As of right, they're given the time to mourn about their son in peace, just like the whole village is as quiet you can hear a pin drop and wake up the animals who are living in the night. It feels different than it supposed to be. 

But just like Thomas' parents, the whole village needs to recover from this attack, as the Deviants are certainly gone. However, the remaining villagers are trying to seek refuge among others, as almost the whole village is destroyed because of this attack, as they're longing to go back to their rebuild homes.

It feels like once a quiet peaceful place, has gone into madness the villagers weren't even the cause of it. And that's not just the only thing that happened.

Unfortunately both of my questions were answered when I woke up, as Sersi told me the fierce Gilgamesh, the strongest Eternal, didn't survive the attack of the Deviants.

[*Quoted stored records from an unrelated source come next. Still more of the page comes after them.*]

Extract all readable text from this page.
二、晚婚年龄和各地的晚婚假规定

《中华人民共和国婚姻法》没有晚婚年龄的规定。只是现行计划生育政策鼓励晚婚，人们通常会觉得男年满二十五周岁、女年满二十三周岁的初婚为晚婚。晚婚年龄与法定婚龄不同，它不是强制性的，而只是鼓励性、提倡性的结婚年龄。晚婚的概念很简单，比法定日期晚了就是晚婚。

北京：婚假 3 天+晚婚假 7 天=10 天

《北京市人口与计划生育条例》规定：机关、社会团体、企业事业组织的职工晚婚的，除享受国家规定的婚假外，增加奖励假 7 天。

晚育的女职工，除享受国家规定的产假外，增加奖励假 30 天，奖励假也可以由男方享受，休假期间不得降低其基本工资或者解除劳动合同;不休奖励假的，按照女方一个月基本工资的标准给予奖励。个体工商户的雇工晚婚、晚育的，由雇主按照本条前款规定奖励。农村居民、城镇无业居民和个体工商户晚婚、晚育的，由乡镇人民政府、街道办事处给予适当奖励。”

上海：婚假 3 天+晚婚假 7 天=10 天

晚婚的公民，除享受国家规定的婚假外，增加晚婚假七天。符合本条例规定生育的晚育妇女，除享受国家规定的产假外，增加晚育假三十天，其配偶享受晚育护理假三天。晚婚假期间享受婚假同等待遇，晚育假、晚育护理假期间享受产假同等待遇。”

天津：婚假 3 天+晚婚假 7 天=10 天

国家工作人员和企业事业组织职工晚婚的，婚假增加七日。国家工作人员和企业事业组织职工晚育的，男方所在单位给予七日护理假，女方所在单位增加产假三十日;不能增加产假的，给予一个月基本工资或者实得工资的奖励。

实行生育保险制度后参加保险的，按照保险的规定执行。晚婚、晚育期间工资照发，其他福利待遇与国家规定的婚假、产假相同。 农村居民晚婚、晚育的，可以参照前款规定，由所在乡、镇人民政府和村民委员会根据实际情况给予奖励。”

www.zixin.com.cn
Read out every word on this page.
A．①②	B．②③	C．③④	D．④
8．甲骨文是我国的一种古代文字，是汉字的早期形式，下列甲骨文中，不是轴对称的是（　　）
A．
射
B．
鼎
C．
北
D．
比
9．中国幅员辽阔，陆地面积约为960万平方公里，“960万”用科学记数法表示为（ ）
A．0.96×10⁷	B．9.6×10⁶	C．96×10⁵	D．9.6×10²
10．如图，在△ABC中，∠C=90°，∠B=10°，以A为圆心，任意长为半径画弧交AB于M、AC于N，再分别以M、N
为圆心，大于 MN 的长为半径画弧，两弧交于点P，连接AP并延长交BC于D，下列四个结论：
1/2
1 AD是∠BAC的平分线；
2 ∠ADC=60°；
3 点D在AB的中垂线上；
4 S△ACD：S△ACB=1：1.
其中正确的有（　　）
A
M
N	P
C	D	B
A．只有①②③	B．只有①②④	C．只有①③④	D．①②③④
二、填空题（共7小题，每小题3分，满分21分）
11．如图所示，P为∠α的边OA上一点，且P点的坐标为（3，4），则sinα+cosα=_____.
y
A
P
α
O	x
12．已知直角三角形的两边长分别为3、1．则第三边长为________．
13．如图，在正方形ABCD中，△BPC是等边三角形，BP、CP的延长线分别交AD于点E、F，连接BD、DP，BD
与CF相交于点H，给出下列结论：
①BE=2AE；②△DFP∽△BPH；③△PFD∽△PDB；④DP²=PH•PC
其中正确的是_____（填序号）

It somehow still aches my heart also, even tho I didn't knew him very well, but I know how it's like to lose someone you really love.

And you can tell the Eternals are somewhat divided with the death of now two Eternals, wondering if more will fall with them, even tho they all need to work together now more than ever. 

It was the reason why Thena isn't here right now, and when I woke up the first time in the conference cabin. The two had a special bond they kept when the Eternals split up, as Thena was more than special to him, just like Gilgamesh was to her; it means she deserves the most time to mourn her friend.